Clarence Valley Council’s (CVC) former tourism flagship, the visitor information centre (VIC) at South Grafton has been sold, pending settlement between CVC and an unnamed buyer.

At last week’s October 16 CVC meeting, six of nine councillors supported accepting an offer for the building, which initially failed to sell at auction on April 12.

Subsequent to the auction, councillors unanimously agreed to list the property for sale at $1.2million (plus GST).

At the August CVC meeting, councillors rejected an offer “under the asking price”.

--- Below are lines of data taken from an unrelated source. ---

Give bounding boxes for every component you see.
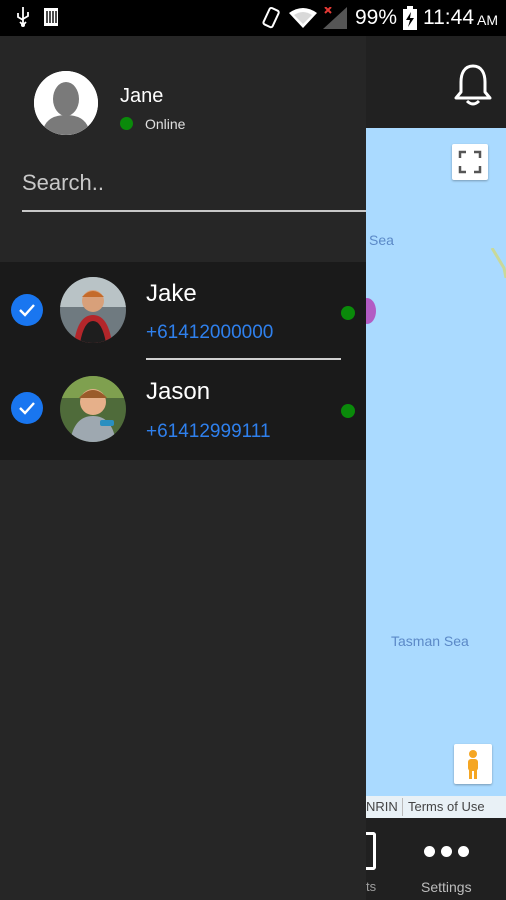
contact-online-dot-jake xyxy=(341,306,355,320)
status-bar: 99% 11:44 AM xyxy=(0,0,506,36)
contact-item-jason[interactable] xyxy=(0,360,366,458)
contact-phone-jason[interactable]: +61412999111 xyxy=(146,421,271,443)
terms-of-use-link[interactable]: Terms of Use xyxy=(408,799,485,814)
contact-name-jake: Jake xyxy=(146,280,197,307)
footer-separator xyxy=(402,798,403,816)
online-status-text: Online xyxy=(145,116,186,132)
checkmark-icon xyxy=(19,402,35,415)
wifi-icon xyxy=(288,8,317,28)
bell-icon[interactable] xyxy=(452,62,494,106)
rotate-icon xyxy=(262,6,280,29)
user-avatar[interactable] xyxy=(34,71,98,135)
fullscreen-button[interactable] xyxy=(452,144,488,180)
contact-avatar-jason xyxy=(60,376,126,442)
avatar-photo-jason xyxy=(60,376,126,442)
settings-tab-label[interactable]: Settings xyxy=(421,879,472,895)
map-label-sea: Sea xyxy=(369,232,394,248)
default-avatar-icon xyxy=(34,71,98,135)
contact-avatar-jake xyxy=(60,277,126,343)
contacts-tab-icon[interactable] xyxy=(366,832,376,870)
fullscreen-icon xyxy=(458,150,482,174)
battery-percent: 99% xyxy=(354,6,397,29)
clock-time: 11:44 xyxy=(423,6,474,29)
search-input[interactable] xyxy=(22,168,344,198)
signal-icon xyxy=(322,7,347,29)
contact-phone-jake[interactable]: +61412000000 xyxy=(146,322,273,344)
map-attribution: NRIN xyxy=(366,799,398,814)
user-name: Jane xyxy=(120,85,164,107)
checkmark-icon xyxy=(19,304,35,317)
clock-ampm: AM xyxy=(477,12,498,28)
search-underline xyxy=(22,210,366,212)
map-land-edge xyxy=(490,248,506,278)
map-marker[interactable] xyxy=(366,298,376,324)
contact-checkbox-jake[interactable] xyxy=(11,294,43,326)
sim-icon xyxy=(44,8,58,26)
map-footer: NRIN Terms of Use xyxy=(366,796,506,818)
avatar-photo-jake xyxy=(60,277,126,343)
street-view-button[interactable] xyxy=(454,744,492,784)
contact-checkbox-jason[interactable] xyxy=(11,392,43,424)
pegman-icon xyxy=(468,750,478,779)
contacts-tab-label[interactable]: ts xyxy=(366,879,376,894)
online-status-dot xyxy=(120,117,133,130)
map-view[interactable]: Sea Tasman Sea xyxy=(366,128,506,818)
map-label-tasman-sea: Tasman Sea xyxy=(391,633,469,649)
navigation-drawer xyxy=(0,36,366,900)
contact-item-jake[interactable] xyxy=(0,262,366,360)
contact-name-jason: Jason xyxy=(146,378,211,405)
contact-online-dot-jason xyxy=(341,404,355,418)
battery-charging-icon xyxy=(403,6,417,30)
usb-icon xyxy=(17,7,29,27)
more-dots-icon[interactable] xyxy=(424,846,469,857)
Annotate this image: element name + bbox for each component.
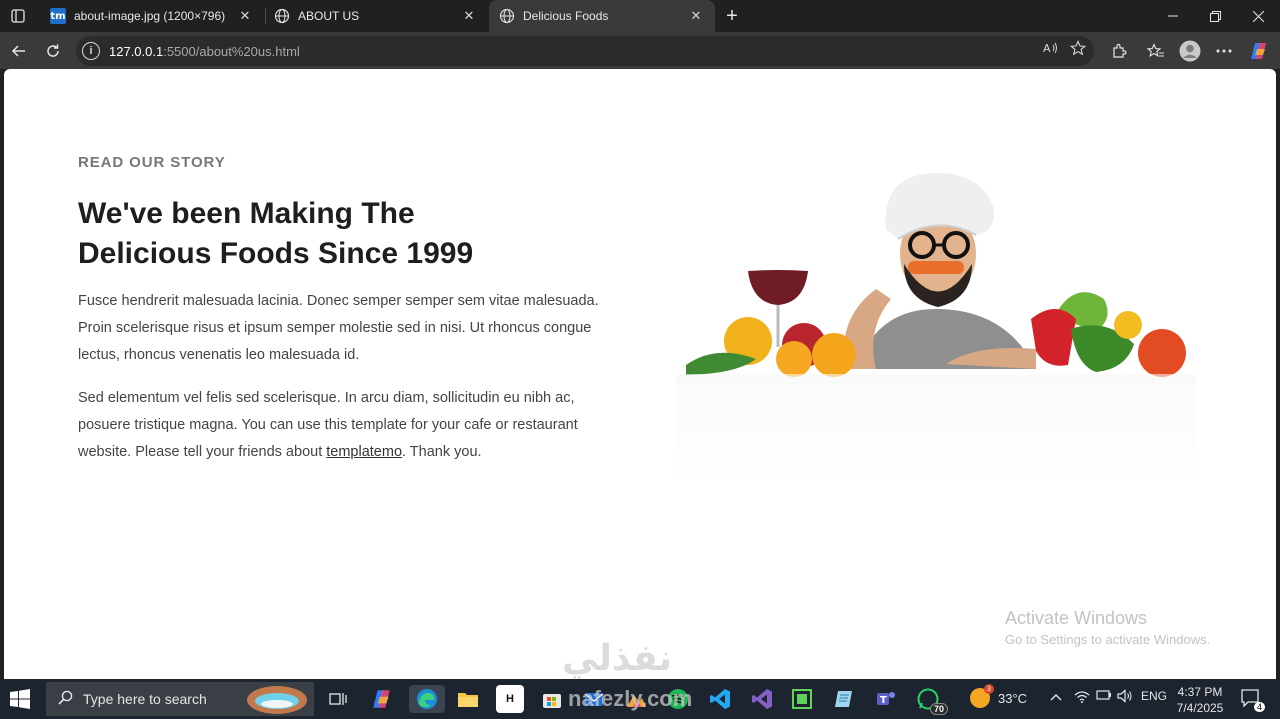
mail-icon[interactable]	[580, 685, 608, 713]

At the September CVC meeting, councillors rejected two offers to purchase the building, however, they decided unanimously in a confidential session to “advise Council’s agent that revised terms are in accordance with Option 1 of the Confidential Attachment”.

It was revealed at last week’s meeting that councillors had also “delegated the General Manager to negotiate a sale, giving consideration to specific conditions”.

Councillors were asked to make a decision as a result of the GM’s negotiations because the offer proposed “conditions that sit outside the delegation provided to the General Manager”.

Councillor Andrew Baker said that the sale of the VIC had “been a long time in development” and that “council had tested and tested again all of the options, right back to when the VIC used to be personed”.

“We moved through a series of things within council workshops on how council runs the business of visitor information,” he said.

“We now have this asset, surplus to council’s needs, [that will be] away from high traffic flow once the new motorway is opened.

“We can now convert it into cash to do something worthwhile …. I can see no reason to turn back any number of decisions that got us to here today.”

Only Cr Debrah Novak spoke against the sale.

She disagreed with Cr Baker, saying she “didn’t believe” all of the “options had been tested”.

She referred to “feedback from the general community”, but did not elaborate.

Councillor Baker had a different opinion in his right of reply (as the mover of the motion), saying that the “business or broader community” had not suggested a “worthwhile proposal”.

“Certainly, there has been a small amount of noise, as there is with all council decisions, but nothing that should turn our heads at this stage,” he said.

Some of that “noise” came from Bill Day, who was largely responsible for setting up the now defunct Clarence River Tourism Association, which CVC disbanded in 2014.

Mister Day wrote to each of the councillors prior to their decision, however, he said he did not receive any responses.

“Once this centre is sold there is no plan B,” he wrote, “no turning back to the highly successful approach to local tourism that has served this Valley so well and which other regional councils throughout Australia continue to follow so successfully.”

Coffs Harbour and Blue Mountains city councils expanded their human tourism interfaces in late 2017/early 2018, emphasising the importance of face to face interaction and the value of being greeted by “smiling faces” and receiving “personalised information”, respectively.

“I urge you to reject this offer and undertake a reassessment of the CVC approach to local tourism,” Mr Day wrote.

After the meeting, Mr Day said: “I’m gutted that this council would cash in decades of many people’s work to cover their own mismanagement of tourism in the Clarence Valley.”

Councillors Novak, Toms and Clancy voted against accepting the offer to purchase the VIC.